Lung nodules were simulated by introducing small volumes of low concentration iodine into an anthropomorphic thorax phantom. CT number enhancement over baseline (water) was measured for three nodule locations (centre of lung, heart border, near rib) at 80, 100 and 120 kV. Measurements were repeated for a 'large' phantom, obtained by surrounding the thorax phantom with saline bags.

Results: Greater enhancement in CT number was measured at lower kV. The gradient of CT number against iodine concentration decreased by around 20% when measured next to a water phantom relative to that measured in air.

Anthropomorphic phantom measurements showed that different CT numbers were measured for the same iodine concentration, depending on the location of the region of interest within the thorax. This was particularly acute for the phantom representing a small patient, and at low kV (80 kV).

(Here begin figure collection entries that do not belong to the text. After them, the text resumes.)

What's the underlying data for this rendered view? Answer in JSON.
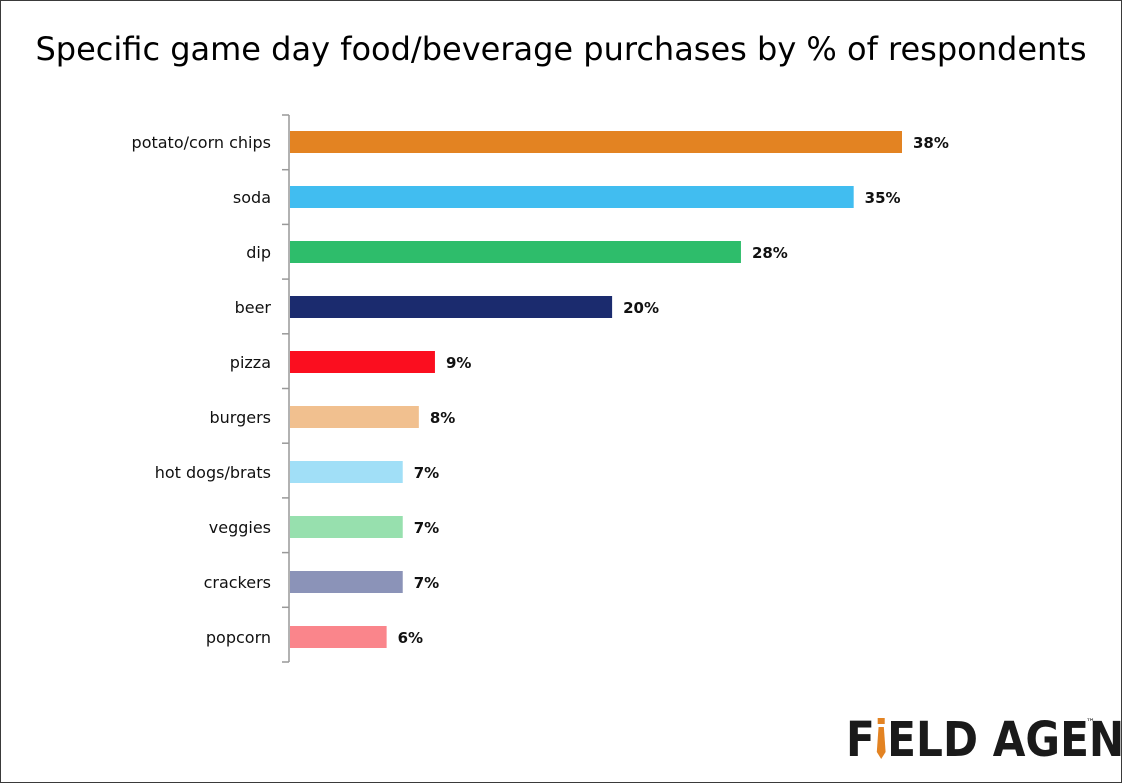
{
  "chart_data": {
    "type": "bar",
    "orientation": "horizontal",
    "title": "Specific game day food/beverage purchases by % of respondents",
    "categories": [
      "potato/corn chips",
      "soda",
      "dip",
      "beer",
      "pizza",
      "burgers",
      "hot dogs/brats",
      "veggies",
      "crackers",
      "popcorn"
    ],
    "values": [
      38,
      35,
      28,
      20,
      9,
      8,
      7,
      7,
      7,
      6
    ],
    "value_labels": [
      "38%",
      "35%",
      "28%",
      "20%",
      "9%",
      "8%",
      "7%",
      "7%",
      "7%",
      "6%"
    ],
    "colors": [
      "#E38322",
      "#41BDF0",
      "#2EBD6B",
      "#1B2B6E",
      "#FB0E1F",
      "#F1C08F",
      "#A1DFF7",
      "#97E0AE",
      "#8B93B8",
      "#FA858B"
    ],
    "xlabel": "",
    "ylabel": "",
    "xlim": [
      0,
      40
    ],
    "grid": false,
    "legend": "none"
  },
  "logo": {
    "text_before": "F",
    "text_after": "ELD AGENT",
    "trademark": "™",
    "tie_color": "#E38322"
  },
  "colors": {
    "axis": "#999999",
    "text": "#111111"
  }
}
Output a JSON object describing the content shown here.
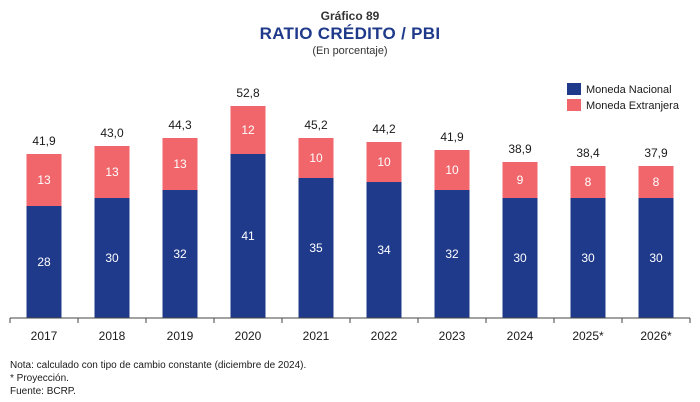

Conclusions: CT number enhancement over baseline can potentially be used to determine iodine concentration in vivo. However, beam hardening effects mean that calculated concentrations are likely to have poor accuracy for small patients, particularly if low kV is used. The CT number to iodine concentration coefficient must be measured in an appropriate phantom to mitigate these effects as far as possible.